5. Fact of data collection, scope of processed data, and purpose of data processing: Personal Data Purpose, Legal Basis, Name, E-mail address, phone number, date of birth, gender Identification, registration (creating user accounts), sending advertising messages Article 6 (1) a) of the General Data Protection Regulation (consent of the data subject) Section 6 (5) of Act XLVIII of 2008 on the Basic Conditions and Certain Limitations of Economic Advertising Activities. Profile data from social media accounts, profile picture, MAC address of the connecting device, operating system of the connected device, browser type, city, location data Profiling, direct marketing activity (display of targeted ads) Article 6 (1) a) of the General Data Protection Regulation (consent of the data subject) Date of visit, duration, frequency Profiling, direct marketing activity (display of targeted ads) Article 6 (1) a) of the General Data Protection Regulation (consent of the data subject) Time of registration, IP address at the time of registration Technical operation execution Article 6 (1) a) of the General Data Protection Regulation (consent of the data subject) For the e-mail address, it is not necessary to contain personal data.
6. Scope of Data Subjects: All data subjects using the Affinect service.
7. Purpose of Data Processing: Sending personalized electronic messages containing advertisements (E-mail, SMS, push messages) to the data subject, providing information about current information, products, promotions, new features, etc. The data controller conducts marketing activities via E-mails and campaigns for the target audience defined by itself.
8. Duration of Data Processing, Deadline for Data Erasure: Until the withdrawal of consent. The data subject can request withdrawal of consent from the data controller or delete their Affinect profile. With the deletion of the profile, personal data will be erased.
9. Identity of Potential Data Controllers Authorized to Access the Data, Recipients of Personal Data: The personal data can be processed by the data controller, as well as its sales and marketing employees, while respecting the above principles.
10. Description of the Rights of Data Subjects related to Data Processing: The data subject may request access to their personal data, rectification, erasure, or restriction of processing, and may object to the processing of personal data. The data subject also has the right to data portability, aswell as to withdraw consent at any time.

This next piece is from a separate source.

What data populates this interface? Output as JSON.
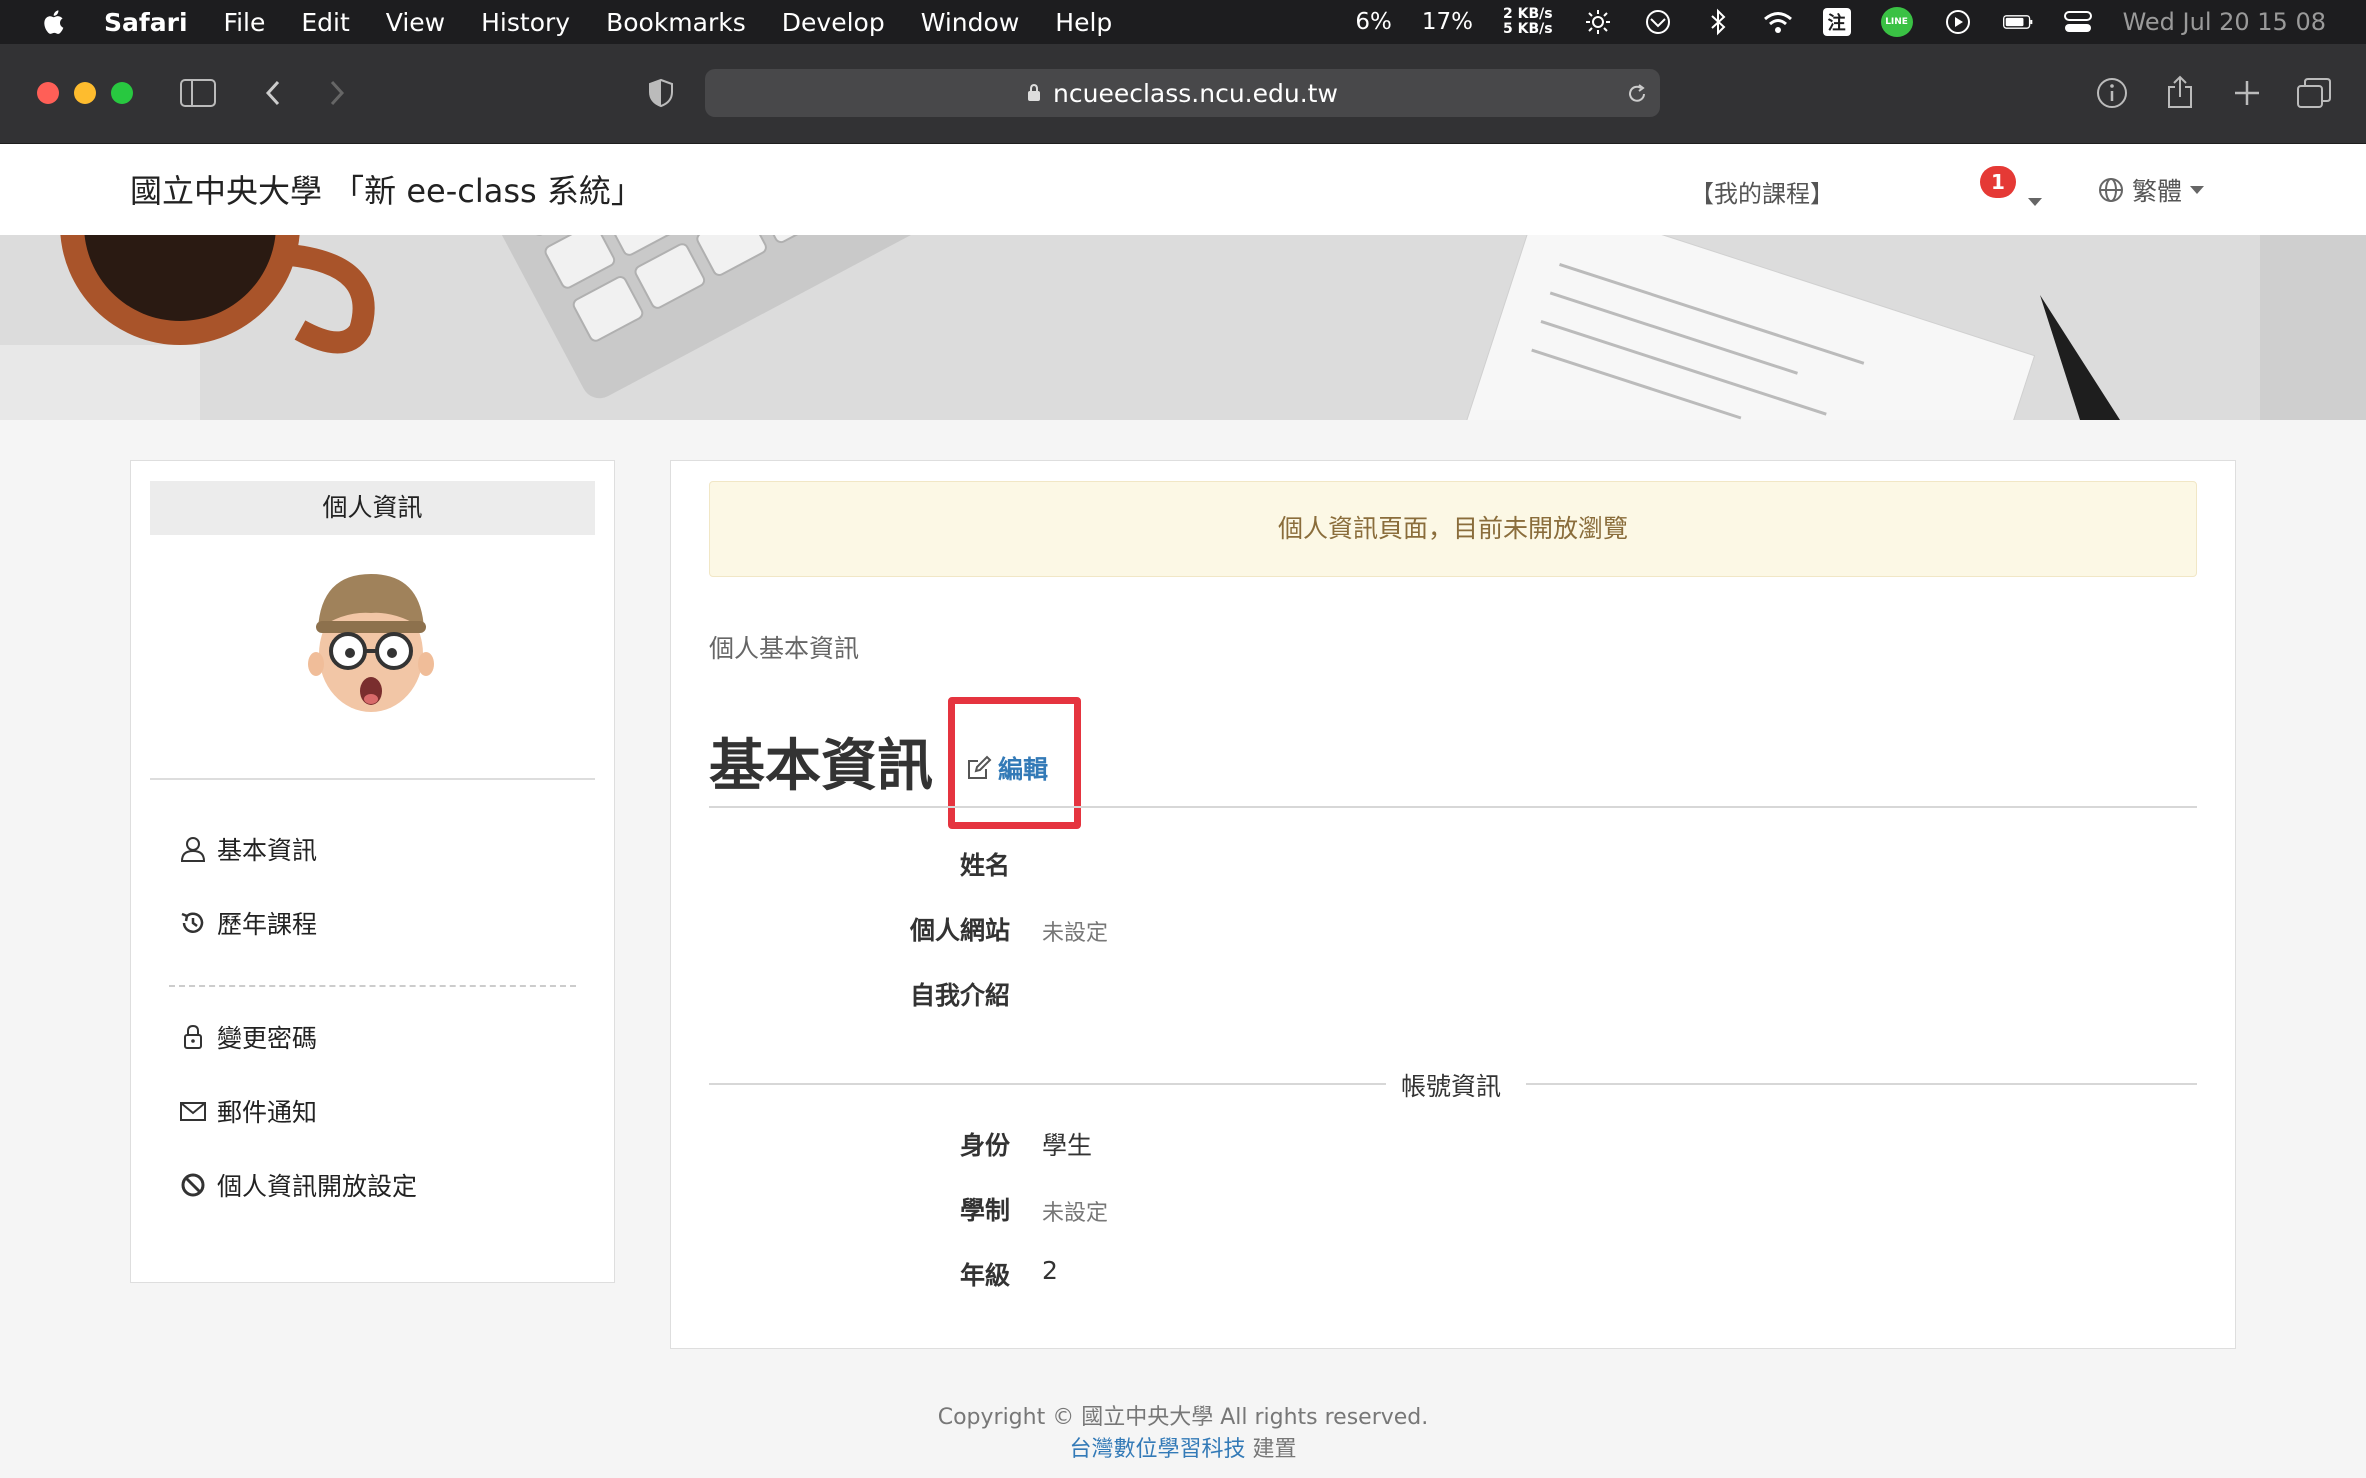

11. Data subjects can initiate access to personal data, its erasure, modification, or restriction of processing, data portability, or objection to the following methods: by post to the following address: 1121 Budapest, Laura u. 21/4, by e-mail to the ....... e-mail address, by phone at phone No. n/a.
12. Data subjects can delete their Affinect profile at any time, free of charge.
13. We inform you that: Data processing is based on your consent. Providing personal data is necessary if you want to receive targeted marketing messages. Failure to provide data will result in us being unable to send you targeted advertisements. You can withdraw your consent anytime by deleting your profile. The withdrawal of consent does not affect the lawfulness of processing based on consent before its withdrawal.